Knowledge workers spend valuable hours each week entering manual data into spreadsheets. This administrative work is a cost-center to the organization, and that time might otherwise be devoted to analysis, strategy, and other revenue-generating activities that would positively impact the bottom line.
With one-shot learning, a machine learning model can quickly and accurately pull key data from financial documents, flagging anomalies and bringing irregularities to the attention of the relevant team. With one-shot learning, this entire process is automated, and does not require a resource-intensive investment. That can directly translate into faster, more accurate financial analyses for quarterly and annual reporting. It can also prevent lost invoices, clear up backlogs, and help meet deadlines.

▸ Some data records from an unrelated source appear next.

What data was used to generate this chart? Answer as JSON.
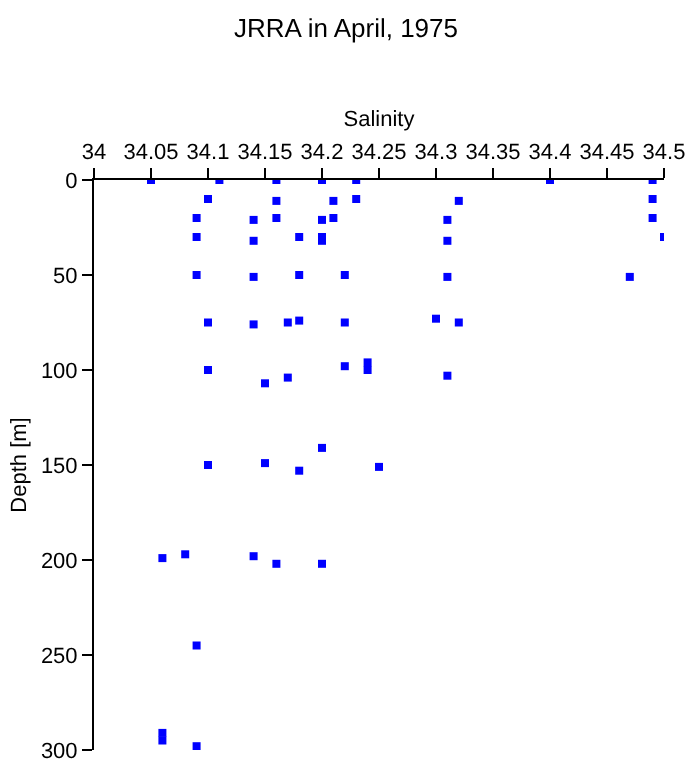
{
  "chart_data": {
    "type": "scatter",
    "title": "JRRA in April, 1975",
    "xlabel": "Salinity",
    "ylabel": "Depth [m]",
    "x": [
      34.05,
      34.11,
      34.16,
      34.2,
      34.23,
      34.4,
      34.49,
      34.1,
      34.16,
      34.21,
      34.23,
      34.32,
      34.49,
      34.09,
      34.14,
      34.16,
      34.2,
      34.21,
      34.31,
      34.49,
      34.09,
      34.14,
      34.18,
      34.2,
      34.2,
      34.31,
      34.5,
      34.09,
      34.14,
      34.18,
      34.22,
      34.31,
      34.47,
      34.1,
      34.14,
      34.17,
      34.18,
      34.22,
      34.3,
      34.32,
      34.1,
      34.15,
      34.17,
      34.22,
      34.24,
      34.24,
      34.31,
      34.1,
      34.15,
      34.18,
      34.2,
      34.25,
      34.06,
      34.08,
      34.14,
      34.16,
      34.2,
      34.09,
      34.06,
      34.06,
      34.09
    ],
    "values": [
      0,
      0,
      0,
      0,
      0,
      0,
      0,
      10,
      11,
      11,
      10,
      11,
      10,
      20,
      21,
      20,
      21,
      20,
      21,
      20,
      30,
      32,
      30,
      30,
      32,
      32,
      30,
      50,
      51,
      50,
      50,
      51,
      51,
      75,
      76,
      75,
      74,
      75,
      73,
      75,
      100,
      107,
      104,
      98,
      96,
      100,
      103,
      150,
      149,
      153,
      141,
      151,
      199,
      197,
      198,
      202,
      202,
      245,
      291,
      295,
      298
    ],
    "color": "#0000ff",
    "marker": "square",
    "xlim": [
      34,
      34.5
    ],
    "xticks": [
      34,
      34.05,
      34.1,
      34.15,
      34.2,
      34.25,
      34.3,
      34.35,
      34.4,
      34.45,
      34.5
    ],
    "ylim": [
      300,
      0
    ],
    "yticks": [
      0,
      50,
      100,
      150,
      200,
      250,
      300
    ],
    "grid": false
  }
}
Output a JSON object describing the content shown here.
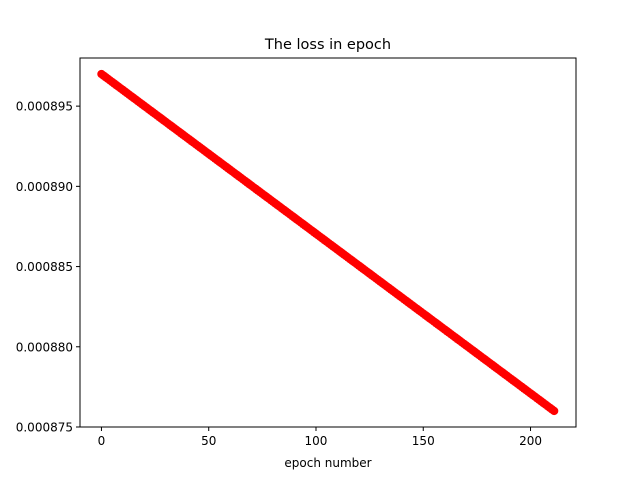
{
  "chart_data": {
    "type": "scatter",
    "title": "The loss in epoch",
    "xlabel": "epoch number",
    "ylabel": "",
    "xlim": [
      -10,
      221.2
    ],
    "ylim": [
      0.000875,
      0.000898
    ],
    "xticks": [
      0,
      50,
      100,
      150,
      200
    ],
    "xtick_labels": [
      "0",
      "50",
      "100",
      "150",
      "200"
    ],
    "yticks": [
      0.000875,
      0.00088,
      0.000885,
      0.00089,
      0.000895
    ],
    "ytick_labels": [
      "0.000875",
      "0.000880",
      "0.000885",
      "0.000890",
      "0.000895"
    ],
    "grid": false,
    "legend": "none",
    "marker": "o",
    "point_color": "#ff0000",
    "series": [
      {
        "x_start": 0,
        "x_end": 211,
        "x_step": 1,
        "y_start": 0.000897,
        "y_end": 0.000876
      }
    ]
  }
}
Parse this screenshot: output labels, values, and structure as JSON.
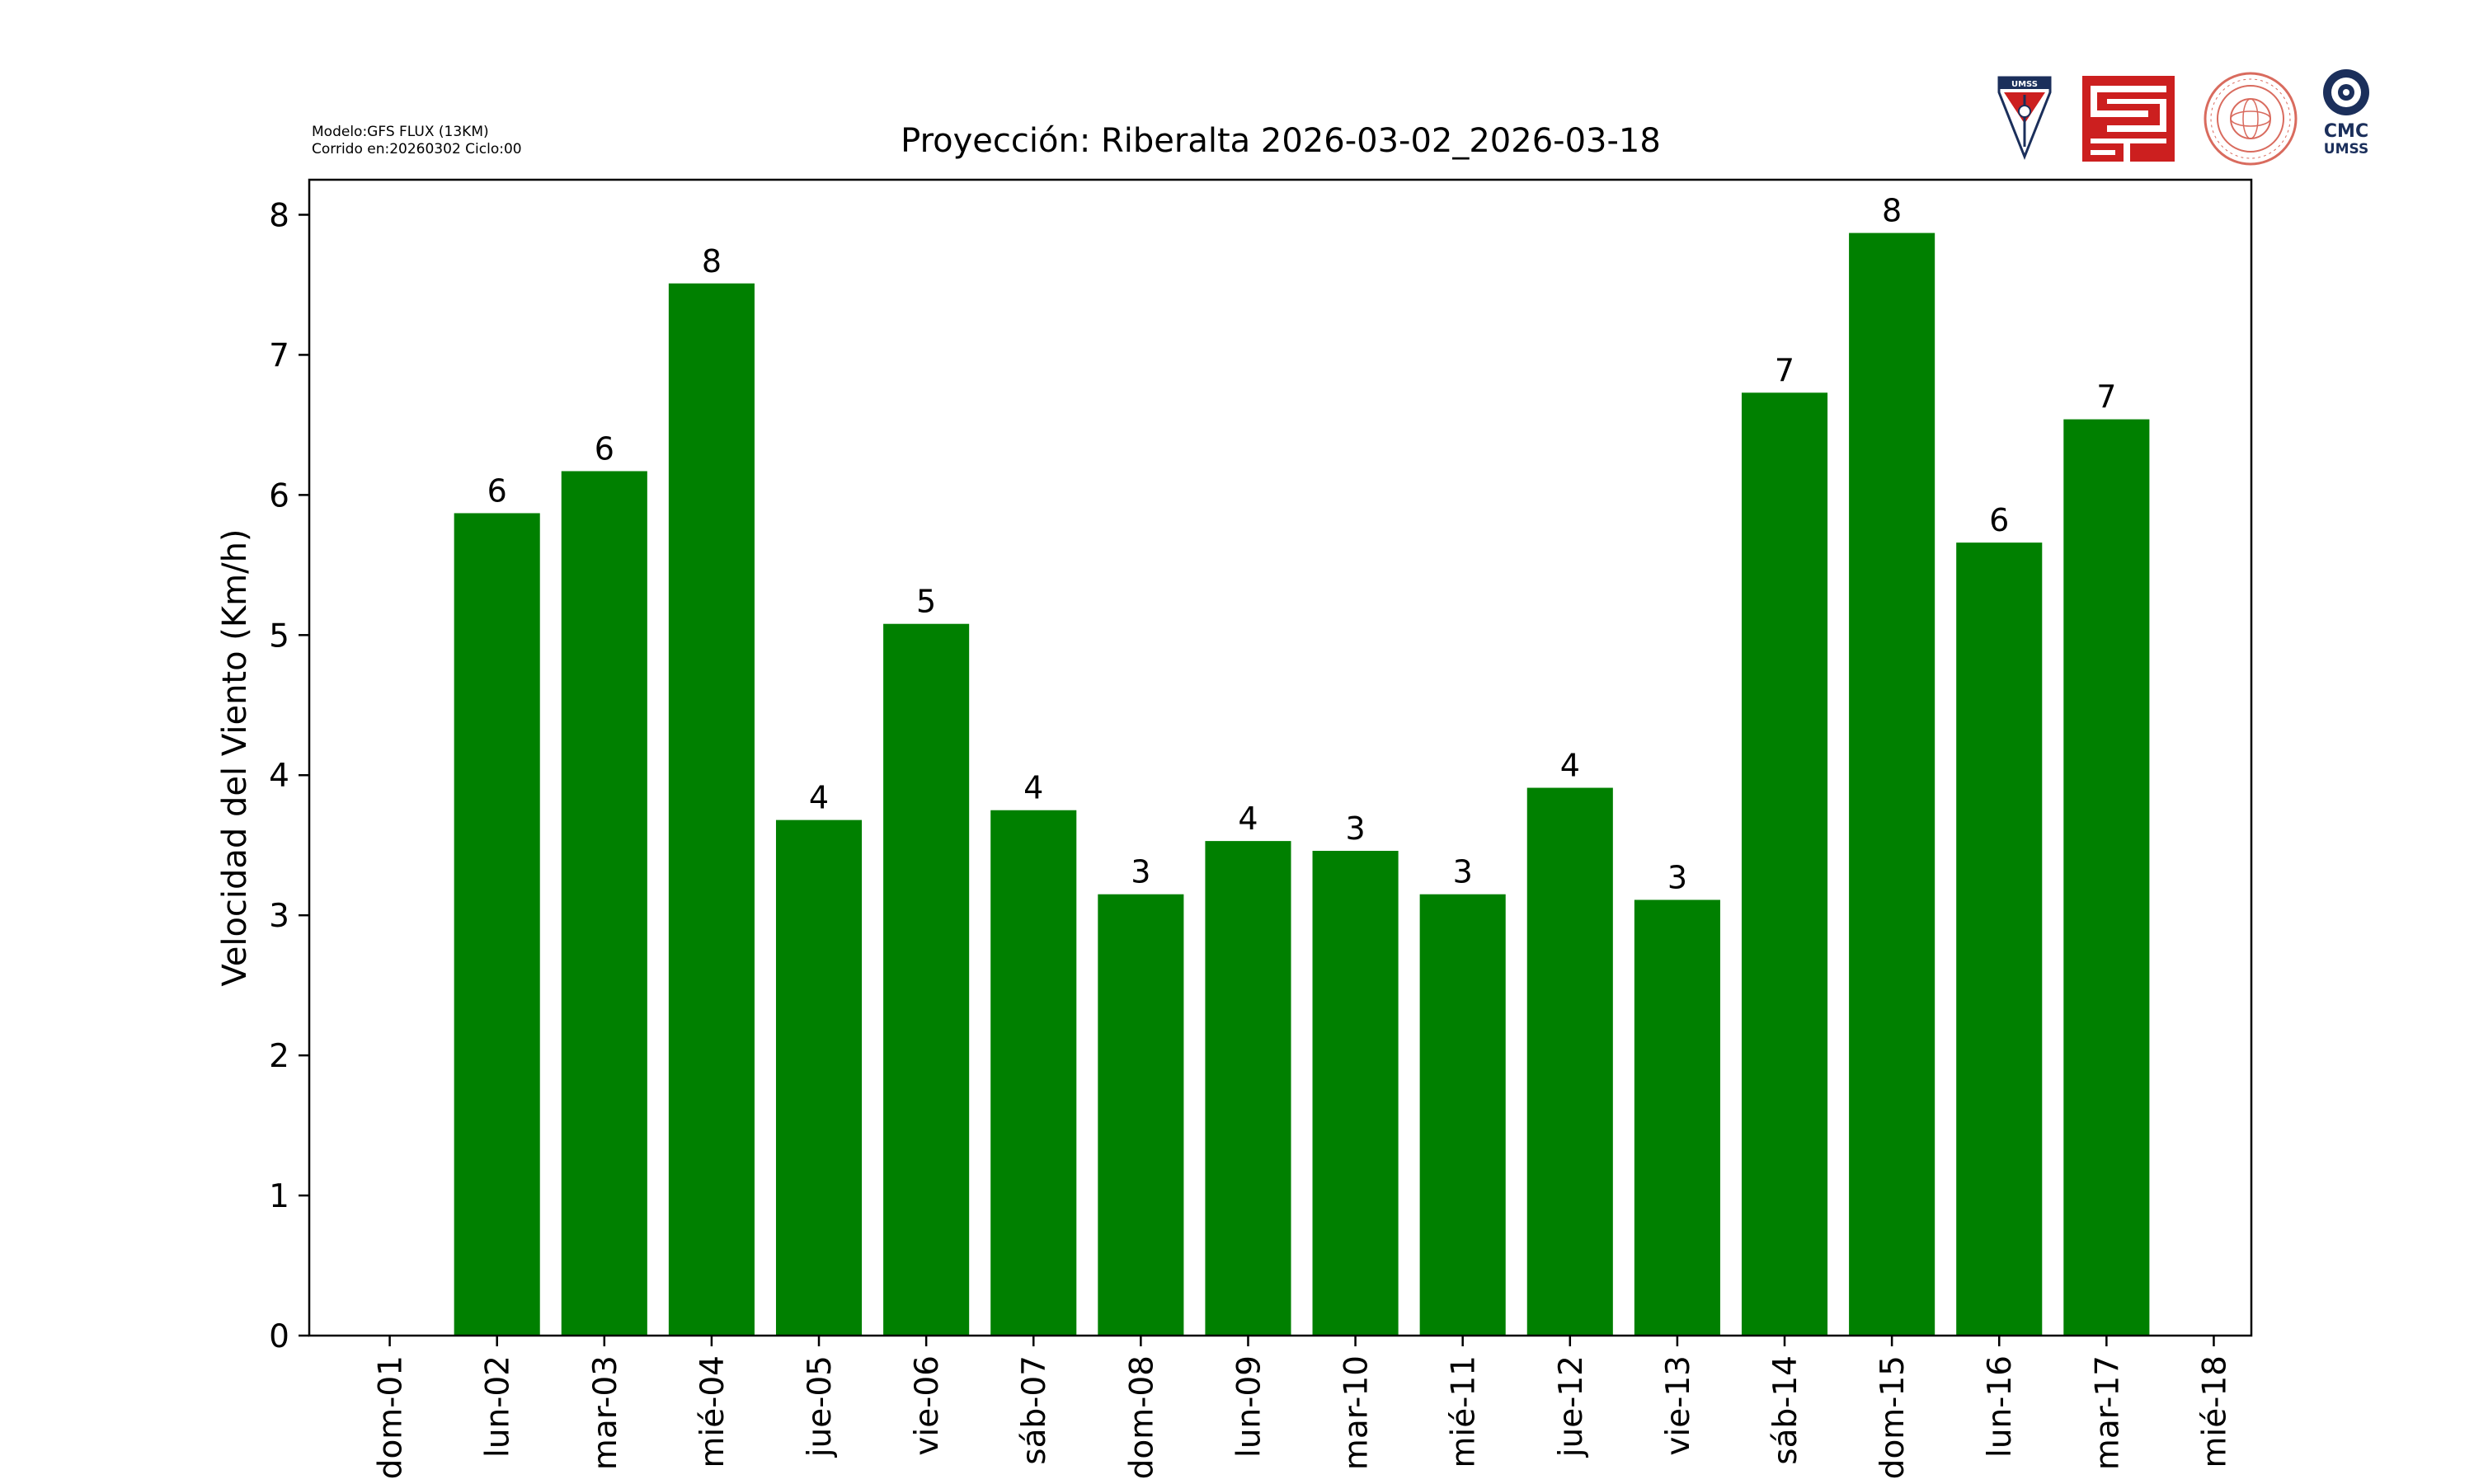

One-shot learning removes the need for hours of manual data entry work, and gives that time back to be better applied elsewhere.
One-shot learning for all
From a business standpoint, machine learning becomes truly self-service with one-shot learning. Regardless of their technical competency level, anyone can create their own model without assembling a large dataset, a massive computing budget, or a cross-functional team.
How can you implement one-shot learning today? The first step is finding solutions that don’t require heavy services or data experts to build something custom. Identify opportunities for “intelligent” needs within your organization, and explore the tools and services available to you.
Also, pay attention to breakthroughs and developments in machine learning, whether that’s new techniques, optimizations, or use cases. Advances in machine learning are happening all the time. One-shot learning is only one practical advance that’s allowing the efficiency and accuracy of machine learning to be democratized.